Comparison of Long-term Outcome between Diabetic and Non-Diabetic Patients with Ischemic Heart Disease following Percutaneous Coronary Intervention: A Prospective Study
Keywords:Diabetes mellitus, Percutaneous coronary intervention, Ischemic heart disease
Background: Diabetes Mellitus (DM) is an established independent predictor of adverse prognosis in patients undergoing percutaneous coronary intervention (PCI) even with improvements in diabetes treatment and interventional techniques. The aim of this study was to compare long term post PCI outcome between diabetic and non-diabetic patients with ischemic heart disease (IHD).

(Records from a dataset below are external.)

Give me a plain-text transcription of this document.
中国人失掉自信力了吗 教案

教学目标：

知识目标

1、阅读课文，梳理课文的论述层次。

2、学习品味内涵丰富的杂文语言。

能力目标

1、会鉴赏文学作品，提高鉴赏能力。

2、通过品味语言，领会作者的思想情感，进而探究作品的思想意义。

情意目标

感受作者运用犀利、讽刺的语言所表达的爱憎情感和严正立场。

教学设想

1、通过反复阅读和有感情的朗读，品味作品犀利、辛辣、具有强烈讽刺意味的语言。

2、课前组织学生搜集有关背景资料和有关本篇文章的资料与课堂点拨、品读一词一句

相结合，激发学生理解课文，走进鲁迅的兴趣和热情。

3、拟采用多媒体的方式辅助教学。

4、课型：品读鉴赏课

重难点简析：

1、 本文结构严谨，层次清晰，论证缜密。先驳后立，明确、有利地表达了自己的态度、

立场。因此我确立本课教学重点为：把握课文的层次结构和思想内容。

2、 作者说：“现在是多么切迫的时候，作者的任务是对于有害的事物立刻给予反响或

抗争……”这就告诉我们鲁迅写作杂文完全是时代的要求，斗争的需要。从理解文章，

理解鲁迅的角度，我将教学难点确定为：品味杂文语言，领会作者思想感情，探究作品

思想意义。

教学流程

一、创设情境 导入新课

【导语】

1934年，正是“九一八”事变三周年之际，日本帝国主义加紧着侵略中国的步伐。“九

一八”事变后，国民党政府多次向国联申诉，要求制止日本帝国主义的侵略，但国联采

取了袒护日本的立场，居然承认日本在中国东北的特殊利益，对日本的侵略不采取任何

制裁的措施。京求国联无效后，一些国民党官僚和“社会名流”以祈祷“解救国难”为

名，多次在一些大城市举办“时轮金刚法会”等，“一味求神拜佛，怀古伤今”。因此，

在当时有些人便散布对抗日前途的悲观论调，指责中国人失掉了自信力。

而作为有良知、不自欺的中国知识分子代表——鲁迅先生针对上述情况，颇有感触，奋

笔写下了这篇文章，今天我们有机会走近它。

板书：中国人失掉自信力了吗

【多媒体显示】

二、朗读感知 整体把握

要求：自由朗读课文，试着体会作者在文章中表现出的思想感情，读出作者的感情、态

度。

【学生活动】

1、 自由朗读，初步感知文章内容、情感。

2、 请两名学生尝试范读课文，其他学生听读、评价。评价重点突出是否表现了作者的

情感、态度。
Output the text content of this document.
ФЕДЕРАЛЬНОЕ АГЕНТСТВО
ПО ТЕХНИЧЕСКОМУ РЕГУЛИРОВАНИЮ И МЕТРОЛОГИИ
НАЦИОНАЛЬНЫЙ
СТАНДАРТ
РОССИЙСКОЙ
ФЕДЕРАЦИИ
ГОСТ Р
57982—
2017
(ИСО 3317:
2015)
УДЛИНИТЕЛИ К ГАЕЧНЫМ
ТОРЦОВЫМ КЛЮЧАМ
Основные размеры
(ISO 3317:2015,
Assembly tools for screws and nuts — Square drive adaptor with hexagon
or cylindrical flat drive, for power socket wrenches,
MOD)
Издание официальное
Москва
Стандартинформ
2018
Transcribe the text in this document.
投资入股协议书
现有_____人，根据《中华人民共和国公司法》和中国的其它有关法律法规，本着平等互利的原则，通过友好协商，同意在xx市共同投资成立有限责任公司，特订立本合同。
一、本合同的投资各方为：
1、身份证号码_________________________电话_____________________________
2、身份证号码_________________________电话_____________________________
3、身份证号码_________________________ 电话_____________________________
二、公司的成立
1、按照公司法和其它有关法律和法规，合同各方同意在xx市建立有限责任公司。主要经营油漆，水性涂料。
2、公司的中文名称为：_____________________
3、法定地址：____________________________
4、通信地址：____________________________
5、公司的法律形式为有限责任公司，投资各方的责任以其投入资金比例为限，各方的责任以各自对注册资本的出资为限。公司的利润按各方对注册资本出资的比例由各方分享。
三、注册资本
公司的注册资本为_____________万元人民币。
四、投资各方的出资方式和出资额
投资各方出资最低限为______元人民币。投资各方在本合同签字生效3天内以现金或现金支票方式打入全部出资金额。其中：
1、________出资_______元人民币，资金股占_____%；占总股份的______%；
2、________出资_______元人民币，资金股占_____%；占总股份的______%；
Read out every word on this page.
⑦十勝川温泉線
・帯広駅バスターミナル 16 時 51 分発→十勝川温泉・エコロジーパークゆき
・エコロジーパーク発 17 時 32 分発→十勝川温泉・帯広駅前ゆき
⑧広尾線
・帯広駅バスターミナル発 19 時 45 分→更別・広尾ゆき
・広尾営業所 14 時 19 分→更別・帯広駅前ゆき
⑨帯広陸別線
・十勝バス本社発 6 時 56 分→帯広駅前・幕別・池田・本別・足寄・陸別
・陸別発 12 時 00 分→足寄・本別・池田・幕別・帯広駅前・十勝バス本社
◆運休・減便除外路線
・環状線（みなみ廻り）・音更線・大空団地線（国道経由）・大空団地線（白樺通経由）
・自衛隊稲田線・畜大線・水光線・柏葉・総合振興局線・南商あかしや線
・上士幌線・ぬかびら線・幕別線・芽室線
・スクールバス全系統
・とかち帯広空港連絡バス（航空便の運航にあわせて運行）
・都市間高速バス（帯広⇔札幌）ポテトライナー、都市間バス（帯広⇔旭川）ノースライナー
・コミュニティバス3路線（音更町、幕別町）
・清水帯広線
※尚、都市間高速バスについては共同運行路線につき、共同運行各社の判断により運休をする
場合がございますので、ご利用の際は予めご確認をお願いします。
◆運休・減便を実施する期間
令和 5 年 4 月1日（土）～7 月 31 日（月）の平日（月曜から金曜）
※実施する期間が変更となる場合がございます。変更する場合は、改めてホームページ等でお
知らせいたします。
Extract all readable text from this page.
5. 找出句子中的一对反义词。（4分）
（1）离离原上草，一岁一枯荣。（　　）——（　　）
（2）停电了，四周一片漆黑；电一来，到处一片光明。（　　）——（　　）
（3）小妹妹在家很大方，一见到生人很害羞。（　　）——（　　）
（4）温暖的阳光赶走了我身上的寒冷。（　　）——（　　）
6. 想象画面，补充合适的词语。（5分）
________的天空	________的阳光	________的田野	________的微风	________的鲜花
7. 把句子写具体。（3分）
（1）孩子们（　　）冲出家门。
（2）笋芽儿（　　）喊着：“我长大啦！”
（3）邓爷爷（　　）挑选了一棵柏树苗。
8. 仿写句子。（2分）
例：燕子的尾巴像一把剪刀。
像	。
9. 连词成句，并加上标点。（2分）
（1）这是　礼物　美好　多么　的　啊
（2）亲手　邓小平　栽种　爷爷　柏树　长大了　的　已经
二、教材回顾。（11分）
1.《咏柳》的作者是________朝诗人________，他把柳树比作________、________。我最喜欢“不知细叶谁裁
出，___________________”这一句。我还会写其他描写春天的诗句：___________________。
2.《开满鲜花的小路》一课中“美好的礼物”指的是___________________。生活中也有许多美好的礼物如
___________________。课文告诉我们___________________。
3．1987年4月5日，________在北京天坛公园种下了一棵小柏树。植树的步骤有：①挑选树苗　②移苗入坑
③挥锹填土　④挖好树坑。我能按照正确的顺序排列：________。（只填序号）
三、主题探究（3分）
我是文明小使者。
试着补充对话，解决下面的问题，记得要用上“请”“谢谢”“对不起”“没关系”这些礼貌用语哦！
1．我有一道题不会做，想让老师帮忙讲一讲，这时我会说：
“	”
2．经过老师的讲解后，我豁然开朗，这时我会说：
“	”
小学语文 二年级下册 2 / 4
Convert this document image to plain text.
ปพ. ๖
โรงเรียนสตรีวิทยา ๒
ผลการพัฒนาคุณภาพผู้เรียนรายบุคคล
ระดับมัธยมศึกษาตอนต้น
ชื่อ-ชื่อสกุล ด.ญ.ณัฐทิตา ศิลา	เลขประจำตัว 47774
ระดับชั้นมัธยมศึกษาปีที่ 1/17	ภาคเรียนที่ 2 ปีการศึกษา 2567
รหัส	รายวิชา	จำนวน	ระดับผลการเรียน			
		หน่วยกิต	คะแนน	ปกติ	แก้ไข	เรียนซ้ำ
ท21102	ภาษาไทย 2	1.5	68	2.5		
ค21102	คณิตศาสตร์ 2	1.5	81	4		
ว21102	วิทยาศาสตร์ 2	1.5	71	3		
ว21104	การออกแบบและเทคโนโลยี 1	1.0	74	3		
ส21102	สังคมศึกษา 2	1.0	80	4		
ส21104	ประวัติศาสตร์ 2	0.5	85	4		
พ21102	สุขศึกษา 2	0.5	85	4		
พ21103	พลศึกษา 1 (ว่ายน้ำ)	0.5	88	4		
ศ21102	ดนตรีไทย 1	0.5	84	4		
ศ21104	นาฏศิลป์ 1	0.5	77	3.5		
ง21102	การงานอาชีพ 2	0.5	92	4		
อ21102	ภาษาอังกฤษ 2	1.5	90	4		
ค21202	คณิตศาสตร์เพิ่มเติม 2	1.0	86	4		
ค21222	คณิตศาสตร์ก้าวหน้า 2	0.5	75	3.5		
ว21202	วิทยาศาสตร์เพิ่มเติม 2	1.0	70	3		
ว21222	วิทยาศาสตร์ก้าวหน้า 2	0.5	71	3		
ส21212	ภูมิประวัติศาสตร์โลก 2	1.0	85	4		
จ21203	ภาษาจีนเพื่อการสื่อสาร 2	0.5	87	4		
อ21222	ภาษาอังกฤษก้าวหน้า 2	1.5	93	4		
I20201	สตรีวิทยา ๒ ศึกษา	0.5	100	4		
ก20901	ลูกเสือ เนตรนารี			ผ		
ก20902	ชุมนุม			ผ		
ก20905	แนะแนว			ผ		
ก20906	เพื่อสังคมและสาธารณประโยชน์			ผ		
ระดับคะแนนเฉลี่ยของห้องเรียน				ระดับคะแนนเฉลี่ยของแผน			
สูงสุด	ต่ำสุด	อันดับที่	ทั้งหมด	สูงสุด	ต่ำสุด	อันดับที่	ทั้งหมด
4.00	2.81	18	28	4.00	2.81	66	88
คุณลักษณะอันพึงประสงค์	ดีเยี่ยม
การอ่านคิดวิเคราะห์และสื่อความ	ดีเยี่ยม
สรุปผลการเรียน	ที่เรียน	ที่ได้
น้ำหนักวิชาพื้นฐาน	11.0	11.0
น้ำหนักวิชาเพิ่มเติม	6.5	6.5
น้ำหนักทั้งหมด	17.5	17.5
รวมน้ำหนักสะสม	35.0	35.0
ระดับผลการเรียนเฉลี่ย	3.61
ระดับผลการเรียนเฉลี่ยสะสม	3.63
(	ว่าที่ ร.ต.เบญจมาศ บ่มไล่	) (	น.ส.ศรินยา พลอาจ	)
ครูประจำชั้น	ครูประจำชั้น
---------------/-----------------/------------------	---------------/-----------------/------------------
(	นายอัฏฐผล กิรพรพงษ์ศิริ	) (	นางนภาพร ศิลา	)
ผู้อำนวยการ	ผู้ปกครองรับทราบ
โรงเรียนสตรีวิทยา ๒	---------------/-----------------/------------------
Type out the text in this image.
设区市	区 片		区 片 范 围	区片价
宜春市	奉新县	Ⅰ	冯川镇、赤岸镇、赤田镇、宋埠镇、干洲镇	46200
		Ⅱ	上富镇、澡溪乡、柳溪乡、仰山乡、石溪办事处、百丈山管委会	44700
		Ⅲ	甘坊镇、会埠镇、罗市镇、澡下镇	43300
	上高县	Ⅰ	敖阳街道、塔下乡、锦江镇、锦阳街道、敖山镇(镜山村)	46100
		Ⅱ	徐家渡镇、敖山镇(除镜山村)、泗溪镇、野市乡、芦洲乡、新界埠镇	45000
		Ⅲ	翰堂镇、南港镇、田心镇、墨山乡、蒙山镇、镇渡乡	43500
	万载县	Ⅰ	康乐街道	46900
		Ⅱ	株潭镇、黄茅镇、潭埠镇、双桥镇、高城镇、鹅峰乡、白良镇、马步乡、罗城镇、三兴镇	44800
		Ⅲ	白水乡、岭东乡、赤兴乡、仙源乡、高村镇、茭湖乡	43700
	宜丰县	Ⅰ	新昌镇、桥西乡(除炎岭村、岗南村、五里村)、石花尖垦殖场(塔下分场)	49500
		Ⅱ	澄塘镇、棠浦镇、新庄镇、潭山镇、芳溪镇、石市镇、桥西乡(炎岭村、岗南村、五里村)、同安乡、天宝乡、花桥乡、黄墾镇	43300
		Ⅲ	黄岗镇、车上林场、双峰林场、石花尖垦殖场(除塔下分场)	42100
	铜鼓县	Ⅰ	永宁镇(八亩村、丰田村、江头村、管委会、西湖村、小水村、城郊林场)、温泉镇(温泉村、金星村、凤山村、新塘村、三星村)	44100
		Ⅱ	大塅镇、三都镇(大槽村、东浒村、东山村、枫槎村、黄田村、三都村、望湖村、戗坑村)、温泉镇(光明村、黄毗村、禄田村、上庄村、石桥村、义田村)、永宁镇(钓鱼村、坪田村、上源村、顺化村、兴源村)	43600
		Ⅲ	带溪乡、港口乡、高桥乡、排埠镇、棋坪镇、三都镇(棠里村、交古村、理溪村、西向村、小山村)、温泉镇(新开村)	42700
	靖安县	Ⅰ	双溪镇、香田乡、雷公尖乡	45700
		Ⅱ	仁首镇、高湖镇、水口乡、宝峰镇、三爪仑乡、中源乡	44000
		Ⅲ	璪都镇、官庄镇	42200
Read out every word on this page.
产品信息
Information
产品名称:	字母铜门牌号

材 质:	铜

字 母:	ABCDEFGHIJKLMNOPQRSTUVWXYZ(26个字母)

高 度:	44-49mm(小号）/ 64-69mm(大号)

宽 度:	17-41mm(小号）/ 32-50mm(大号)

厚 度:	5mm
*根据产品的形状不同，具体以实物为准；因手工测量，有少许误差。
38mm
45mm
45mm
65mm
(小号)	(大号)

Method: The data was derived from a prospective observational study to evaluate the outcome after PCI in DM patients for 2 years. A total of 305 patients with IHD & DM were randomly selected and enrolled who underwent PCI from 2010 to 2013 in an urban cardiac hospital of Bangladesh. The study population were divided into two groups with group 1 consisting of patients with DM (n=108) and group 2 of patients without DM (n=197). After the PCI, all patients were followed up for 2 years. The incidences of bleeding, stent thrombosis, myocardial infarction (MI), stroke and repeat revascularization were compared.
Results: Diabetic patients had significant adverse outcomes having MI, stroke & MACCE respectively following 1 year (p= 0.018, 0.036 & 0.017) and MI following 2 years (p= 0.013) compared to non-diabetic patients. However, in multivariate analysis, diabetes mellitus was not found to be an independent predictor for 1-year & 2-year adverse events following PCI [OR 1.016 (0.317-3.259) & p 0.979, after 1 year and 1.554 (0.087 – 27.902) & p 0.765, after 2 years].
Conclusions: The outcome of PCI after 1 year and 2 years among diabetic and non-diabetic subjects with IHD differed significantly in respect of MI, stroke & MACCE. But this study failed to identify diabetes mellitus as an independent risk factor for 1-year and 2-year adverse outcomes.